GRÈCE: Le cheval de Troie

Première victime de la folie des marchés financiers, la Grèce devient, après l’Argentine et son naufrage, le nouveau laboratoire du néolibéralisme.

A celles et ceux qui accordaient encore une once de crédit aux dirigeants européens pour mener le continent vers le progrès, le bien-être ou le plein-emploi, voire de nous sortir de la crise économique globale dans laquelle nous nous enlisons, la crise grecque devrait servir de leçon.

Nous pouvons en tirer quelques enseignements. Tout d’abord que la crise grecque n’est pas due au fait que les Hellènes auraient « vécus au-dessus de leurs moyens ». Cette phrase creuse ne sert qu’à préparer psychologiquement le peuple grec – et les autres de la zone euro – à de draconiennes mesures d’austérité.

Ensuite : cette crise est une crise systémique. Elle n’est pas le résultat d’une situation « particulière » grecque. Certes, l’on peut pointer du doigt l’énorme fraude fiscale, les problèmes de corruption et le népotisme, voire le clanisme (l’actuel premier ministre socialiste, Georges Papandréou, est l’héritier d’une longue dynastie, son père et son grand-père avaient occupé la même fonction avant lui). Mais cette crise est surtout le résultat de politiques d’austérité que les différents gouvernements ont fait subir au pays auparavant, qu’il s’agisse de gouvernements de droite ou socialistes.

En appauvrissant la grande majorité de la population tout en creusant les déficits en refusant de s’en prendre aux énormes fortunes que compte le pays, il n’est pas étonnant que de gros déséquilibres se soient durablement installés.

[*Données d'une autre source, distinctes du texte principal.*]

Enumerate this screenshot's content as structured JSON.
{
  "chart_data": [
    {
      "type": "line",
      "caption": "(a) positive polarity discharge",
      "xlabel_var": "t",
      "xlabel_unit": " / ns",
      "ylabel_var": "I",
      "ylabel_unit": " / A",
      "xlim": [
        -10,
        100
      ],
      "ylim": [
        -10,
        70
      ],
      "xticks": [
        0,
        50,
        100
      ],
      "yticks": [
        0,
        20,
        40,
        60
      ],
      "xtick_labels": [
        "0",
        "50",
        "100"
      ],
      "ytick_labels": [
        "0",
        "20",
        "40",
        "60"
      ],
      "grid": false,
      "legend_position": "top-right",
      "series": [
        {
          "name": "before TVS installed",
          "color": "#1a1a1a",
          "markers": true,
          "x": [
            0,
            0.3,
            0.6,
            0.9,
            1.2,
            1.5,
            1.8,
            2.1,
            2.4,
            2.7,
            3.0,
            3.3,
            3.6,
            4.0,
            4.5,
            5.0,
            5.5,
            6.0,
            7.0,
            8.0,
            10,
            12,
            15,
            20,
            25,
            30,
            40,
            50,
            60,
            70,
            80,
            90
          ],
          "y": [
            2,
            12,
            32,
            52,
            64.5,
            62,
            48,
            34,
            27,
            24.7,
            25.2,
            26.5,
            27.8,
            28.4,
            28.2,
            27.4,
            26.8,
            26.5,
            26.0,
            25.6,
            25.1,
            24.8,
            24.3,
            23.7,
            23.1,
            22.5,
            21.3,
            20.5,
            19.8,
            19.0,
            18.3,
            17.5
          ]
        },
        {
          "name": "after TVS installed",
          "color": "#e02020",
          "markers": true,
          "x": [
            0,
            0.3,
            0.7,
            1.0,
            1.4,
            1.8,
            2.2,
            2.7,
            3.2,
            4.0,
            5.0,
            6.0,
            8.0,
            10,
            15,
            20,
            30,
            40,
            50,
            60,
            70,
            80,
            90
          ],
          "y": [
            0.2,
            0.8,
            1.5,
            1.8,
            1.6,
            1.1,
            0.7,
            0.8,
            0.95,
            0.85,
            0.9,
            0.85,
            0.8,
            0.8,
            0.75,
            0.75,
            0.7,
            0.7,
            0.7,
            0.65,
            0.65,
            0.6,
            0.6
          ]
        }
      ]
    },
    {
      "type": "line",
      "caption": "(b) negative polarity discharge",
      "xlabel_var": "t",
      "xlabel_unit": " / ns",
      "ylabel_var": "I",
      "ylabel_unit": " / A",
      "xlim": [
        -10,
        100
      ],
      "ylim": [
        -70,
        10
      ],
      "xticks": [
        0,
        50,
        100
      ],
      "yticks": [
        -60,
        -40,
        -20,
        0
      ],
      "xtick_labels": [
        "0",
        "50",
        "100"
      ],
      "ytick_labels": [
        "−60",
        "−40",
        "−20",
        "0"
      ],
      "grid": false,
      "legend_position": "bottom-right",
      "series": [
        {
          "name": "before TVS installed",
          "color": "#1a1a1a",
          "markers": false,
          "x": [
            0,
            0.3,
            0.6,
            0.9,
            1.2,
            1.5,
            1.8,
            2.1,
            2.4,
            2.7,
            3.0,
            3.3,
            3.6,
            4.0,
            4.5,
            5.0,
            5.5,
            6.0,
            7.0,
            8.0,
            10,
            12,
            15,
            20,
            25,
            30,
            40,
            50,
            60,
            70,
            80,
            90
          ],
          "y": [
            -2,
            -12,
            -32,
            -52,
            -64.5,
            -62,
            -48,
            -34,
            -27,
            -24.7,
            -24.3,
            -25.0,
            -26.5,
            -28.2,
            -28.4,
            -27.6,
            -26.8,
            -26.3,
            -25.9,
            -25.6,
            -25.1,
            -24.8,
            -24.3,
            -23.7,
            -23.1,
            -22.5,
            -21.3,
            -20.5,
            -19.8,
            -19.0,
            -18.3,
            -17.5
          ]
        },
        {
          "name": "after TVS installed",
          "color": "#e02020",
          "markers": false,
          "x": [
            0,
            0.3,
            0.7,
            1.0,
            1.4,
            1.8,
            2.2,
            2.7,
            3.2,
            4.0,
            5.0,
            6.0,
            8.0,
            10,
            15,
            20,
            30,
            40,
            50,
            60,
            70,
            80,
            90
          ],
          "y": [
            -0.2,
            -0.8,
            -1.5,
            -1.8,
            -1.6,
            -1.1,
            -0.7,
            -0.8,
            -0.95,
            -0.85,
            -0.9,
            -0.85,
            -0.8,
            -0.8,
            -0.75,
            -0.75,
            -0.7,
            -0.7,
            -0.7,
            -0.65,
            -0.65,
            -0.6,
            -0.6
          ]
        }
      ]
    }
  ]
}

Finalement, il faut constater que les « remèdes » imposés au peuple grec, qui n’est en rien responsable du chaos actuel, sont du même acabit que les politiques néolibérales menées jusqu’à présent – et qui sont à l’origine du mal. En échange de l‘ « aide » apportée à la Grèce, celle-ci devra appliquer un catalogue de mesures qui épargnent les riches et ponctionnent davantage ceux qui de toute façon n’avaient pas grand-chose. Quelques exemples : un abaissement des salaires de la fonction publique et retraité-e-s du public comme du privé de 15 pour cent, un gel des salaires du public pendant trois ans, le recul de l’âge du départ à la retraite, une augmentation des facilités de licenciements des entreprises, la suppression des conventions collectives et une augmentation de la TVA de 19 à 23 pour cent. Sans parler des privatisations du secteur public, histoire d’engraisser un peu plus les plus gros. Et ce n’est, paraît-il, que le début.

La spirale est enclenchée : la Grèce ne pourra jamais rembourser, l’accroissement de la pauvreté et de la précarité nuira durablement à l’ensemble de l’économie et provoquera aussi de forts troubles sociaux. Inventeurs du cynisme philosophique, les Grecs font les frais du cynisme des marchés financiers qui ont poussé vers cette situation et qui continuent de l’y enfoncer. Ce ne sont pas des mesures d’aides mais bien un cheval de Troie que l’on a introduit sur le Péloponnèse.

Tout comme naguère l’Argentine, la Grèce fait figure de cobaye aux mains des apprentis sorciers du néolibéralisme. Les « génies » du FMI avaient réussi, en 2001, à couler l’Argentine. Ils s’attaquent dorénavant à la Grèce. Pendant ce temps, les marchés financiers n’attendent qu’une seule chose : que ce qui est appliqué à la Grèce le soit au reste de l’UE. L’argument avancé est la défense de l’euro. Mais que vaudra-t-il lorsqu’ils auront appliqué leurs mesures au reste de l’Union ?

Les dirigeants européens, Merkel, Sarkozy et Juncker en sa qualité de chef de l’Eurogroupe, tout comme le président du FMI, Dominique Strauss-Kahn, agissent d’une manière si irresponsable que l’on en reste ahuri. Sont-ils inconscients ? Sont-ils vraiment convaincus de ce qu’ils font ? Dans l’un ou l’autre de ces cas de figure, nous avons de gros soucis à nous faire.

Car ce que ces capitaines doublement borgnes sont en train de nous préparer, ce n’est ni plus ni moins le naufrage du navire grec. Et les autres suivront.